Michi Wiancko is an internationally-acclaimed and multi-dimensional composer, violinist, and collaborator. Strad Magazine described her music as “intriguing and exquisitely beautiful…music that breaks through the pop classical barrier.”
Michi’s compositions and arrangements have been performed by orchestras, ensembles, and bands throughout the country and around the world. She has been commissioned by the Ecstatic Music Festival, The Saint Paul Chamber Orchestra, The SPCO’s Liquid Music series, Aizuri Quartet, Enso Quartet, Sybarite5, East Coast Chamber Orchestra, violinist Mark Fewer, NOW Ensemble, and also composes music for film, commercial, and for her own band, Kono Michi.

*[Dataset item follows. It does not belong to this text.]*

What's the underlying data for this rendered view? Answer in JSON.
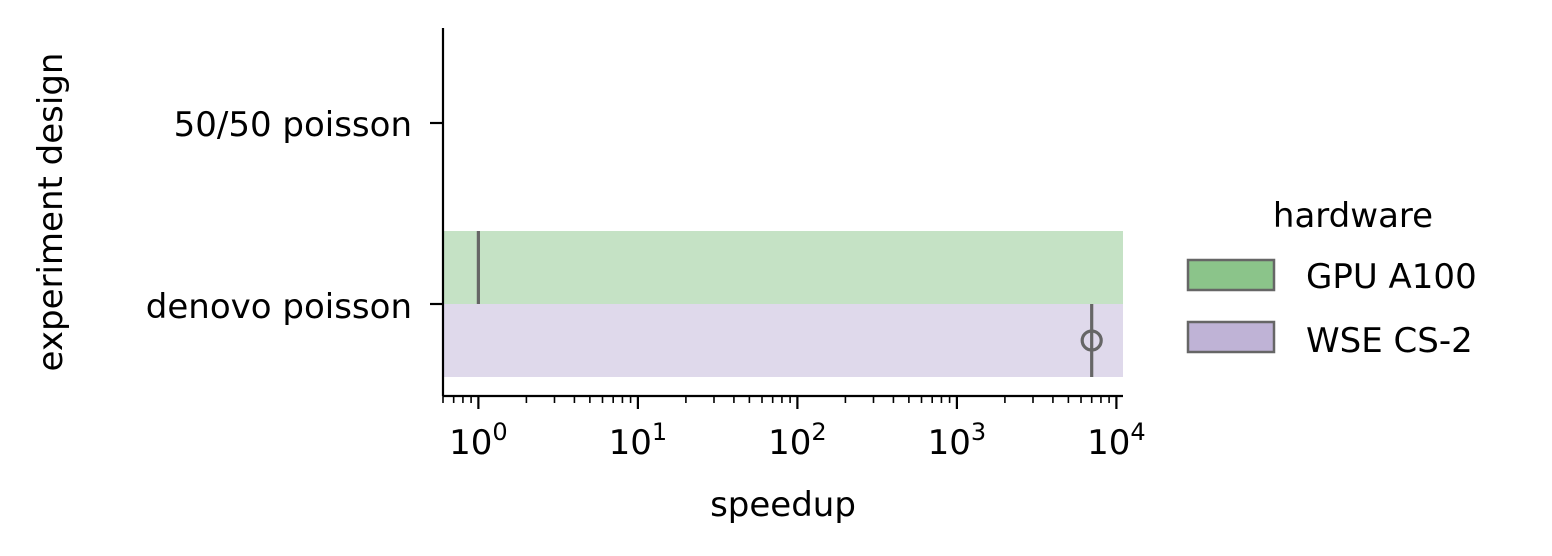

Michi’s orchestral work has been performed by the String Orchestra of Brooklyn, Orchestra of St. Luke’s, Arkansas Symphony, Spokane Symphony, Harvard Chamber Orchestra, Burlington Chamber Orchestra, Boston Conservatory Orchestra, and The Royal Conservatory of Music in Toronto, as well as by youth orchestras in Australia and Colombia.
Valued for her dedication as a collaborator, Michi has performed with and composed for musicians across a vast musical spectrum: Missy Mazzoli, Steve Reich, Silkroad Ensemble and Yo-Yo Ma, Wye Oak and Jenn Wasner, Emily Wells, Laurie Anderson, William Brittelle, Daniel Wohl, Emanuel Ax, Patricia Kopatchinskaja, Judd Greenstein, Vijay Iyer, International Contemporary Ensemble, The Knights, A Far Cry, and the East Coast Chamber Orchestra, to name a few. Her work has been featured on radio programs across the country, and she’s joined the band EL VY for an appearance on The Late Show with Stephen Colbert, performing an arrangement she created for the occasion.
Michi gave her violin solo debuts with the New York Philharmonic and the Los Angeles Philharmonic, performed her recital debut in Carnegie’s Weill Hall, and released a solo album of works by Émile Sauret on Naxos. Michi holds a Bachelor of Music in performance from the Cleveland Institute of Music and a Master’s degree from Juilliard, where she studied with the Donald Weilerstein and the late Robert Mann, respectively.